Et le plagiat a été tellement bon que le scandale a été égal voire supérieur à celui qui a retentit à la publication du fameux roman de Miller. Les Lettres françaises ont même indiqué que le roman est  » bassement pornographique ».

Tellement que France Dimanche et l’Epoque réclament des poursuites – les mêmes qu’a rencontrées par ces mêmes auteurs plagiés .

Boris est attaqué en justice et est aussi accusé d’un meurtre…par procuration : la presse fait état d’un fait divers, un homme a tué sa maîtresse laissant à côté du cadavre le fameux livre litigieux de Boris. Les poursuites sont finalement suspendues.

Cette anecdote donne un aspect mythique au livre, une force que sans le scandale il n’aurait surement pas eu.

Autant, j’ai été déçue du roman, autant le travail de plagiat a été parfait, sublime …jusqu’à l’affaire « J’irai cracher sur vos tombes  » qui a fait Beaucoup de bruit pour rien ( Shakespeare, i love u baby)

Il n’y a pas beaucoup d’écrits de Vian dont il ne suffise de lire trois lignes anonymes pour dire tout de suite : « Tiens, c’est du Vian ! » 


Evidemment, la 4ème de couverture est drôle ..

Alors les copains me parlaient aussi d’un roman dénonçant la condition des noirs au States.

 « Toute la musique américaine est sortie d’eux (les noirs) » assure Lee, avant d’ajouter « (…) les blancs sont bien mieux placés pour exploiter les découvertes des Noirs. (…) Je ne crois pas qu’on puisse trouver dans Gershwin un passage original qu’il n’ait pas copié, démarqué ou reproduit. Je vous défie d’en trouver un dans la Rhapsody in Blue. » 

Je ne sais pas si on eut véritablement parlé d’un engagement de Boris, d’une véritable position … je trouve surtout que ce qui ressort c’est le goût très prononcé de Boris pour la musique et derrière le mépris de Boris pour le racisme ambiant.

Et quant aux scènes de sexe entre les jeunes filles de 15 ans et  la pédophilie, relevant du fantasme…c’est « choquant » mais surtout ça donne un côté grossier.

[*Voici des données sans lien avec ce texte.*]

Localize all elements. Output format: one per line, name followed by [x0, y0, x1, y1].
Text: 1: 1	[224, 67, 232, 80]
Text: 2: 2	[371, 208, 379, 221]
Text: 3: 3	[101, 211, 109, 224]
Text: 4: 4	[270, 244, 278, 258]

Pour ce qui est de l’écriture, les nombreux emprunts à la langue américaine tentent de donner une certaine crédibilité au roman dans un certain souci de véracité.

L’écriture est acérée, très proche du style cinématographique. Et il faut reconnaître que ça marche plutôt bien, Boris est doué dans l’art du suspens ou de la mise en scène.

Loin des romans typiques de Boris Vian, les livres de la série « Sullivan » m’ont peu convaincue.

Mais il faut reconnaître le second degré, la petite blagounette … du moins, j’espère vraiment qu’il en a été ainsi dans l’écriture du roman. Outrancier, est le mot le plus retenu pour le roman. Un peu comme nos romans de gare.

 

Lee Anderson aurait pu être OSS 117.